I admit there is a lazy default position to how Obi-Wan and Yoda are viewed in shallow pop culture articles or by very casual fans. They are seen as archetypal wise mentors. This frustrates Brin, and he sees it as a failure on Lucas’ part. I (and Stover, who correctly notes that all serious “Star Wars” fans understand the flaws of Anakin’s and Luke’s mentors) see it as an example of “Star Wars” having more depth than the typical blockbuster franchise. (Even good ones. Splinter in “Teenage Mutant Ninja Turtles” is not perfect – he raises his kids with the overriding selfish purpose of killing his enemy — but the films, and even the original comic series, never explore this in-depth. The writers want to keep him safely within the “wise mentor” archetype.) “Star Wars 101” teaches us that “Star Wars” is about black-and-white, good versus evil. But if you give this notion even a cursory glance, you see that it only applies to “A New Hope.” The very next film, “Empire,” added layers (Lando’s redemption arc, for example), and that’s been continued throughout the other films and the EU. While the marketing of “Star Wars” sticks to good vs. evil (Of course! Marketing is by its very nature shallow), the narrative does not, and it’s the narrative that we should be debating.

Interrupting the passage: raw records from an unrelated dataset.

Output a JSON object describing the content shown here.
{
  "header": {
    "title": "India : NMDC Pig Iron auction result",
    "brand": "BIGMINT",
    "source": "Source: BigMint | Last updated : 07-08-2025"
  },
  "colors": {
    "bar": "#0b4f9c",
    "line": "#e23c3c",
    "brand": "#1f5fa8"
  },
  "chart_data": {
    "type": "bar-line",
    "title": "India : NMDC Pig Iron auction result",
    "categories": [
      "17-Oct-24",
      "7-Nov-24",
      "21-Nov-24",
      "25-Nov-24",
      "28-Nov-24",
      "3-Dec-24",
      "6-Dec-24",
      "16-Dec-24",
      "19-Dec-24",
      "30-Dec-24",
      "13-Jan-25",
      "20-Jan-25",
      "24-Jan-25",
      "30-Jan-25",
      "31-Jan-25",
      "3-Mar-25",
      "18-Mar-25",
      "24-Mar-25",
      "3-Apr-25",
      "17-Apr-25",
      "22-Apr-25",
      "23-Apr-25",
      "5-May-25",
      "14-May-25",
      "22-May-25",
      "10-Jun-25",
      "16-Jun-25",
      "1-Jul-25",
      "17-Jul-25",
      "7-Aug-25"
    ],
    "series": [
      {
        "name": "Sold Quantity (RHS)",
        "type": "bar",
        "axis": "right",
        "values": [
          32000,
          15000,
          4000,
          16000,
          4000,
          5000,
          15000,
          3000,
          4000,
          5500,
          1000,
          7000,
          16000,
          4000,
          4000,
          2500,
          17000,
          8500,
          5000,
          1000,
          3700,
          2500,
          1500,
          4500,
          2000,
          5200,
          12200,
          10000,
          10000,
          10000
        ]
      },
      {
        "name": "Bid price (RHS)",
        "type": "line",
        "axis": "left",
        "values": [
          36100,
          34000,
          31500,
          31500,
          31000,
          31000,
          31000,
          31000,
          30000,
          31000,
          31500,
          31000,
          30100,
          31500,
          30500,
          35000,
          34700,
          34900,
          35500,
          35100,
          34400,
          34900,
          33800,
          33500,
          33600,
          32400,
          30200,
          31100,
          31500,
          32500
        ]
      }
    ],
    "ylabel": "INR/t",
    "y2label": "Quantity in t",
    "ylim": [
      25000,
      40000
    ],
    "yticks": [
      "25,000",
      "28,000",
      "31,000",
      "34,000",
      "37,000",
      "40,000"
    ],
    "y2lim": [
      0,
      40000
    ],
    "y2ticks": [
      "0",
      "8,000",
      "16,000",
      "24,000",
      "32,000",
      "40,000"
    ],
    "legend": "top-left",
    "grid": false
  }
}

The Defense leans toward categorizing Obi-Wan and Yoda as bad guys, but I think that tactic goes too far. I think Obi-Wan and Yoda are well-meaning, but flawed, good guys. I have a Yoda hand puppet overlooking my apartment from atop the kitchen cabinets, but I wouldn’t put Darth Vader or the Emperor there – those are truly bad people and it’d be as creepy as putting up a “Big Brother is Watching You” poster. I like Yoda because he means well, but also because he’s a cautionary tale. The old Jedi Order’s ethics and their strategy for training midichlorian-loaded kids is proven to be incorrect by the narrative. But Luke’s ethics are what the franchise is ultimately promoting. And his ethics are admirable.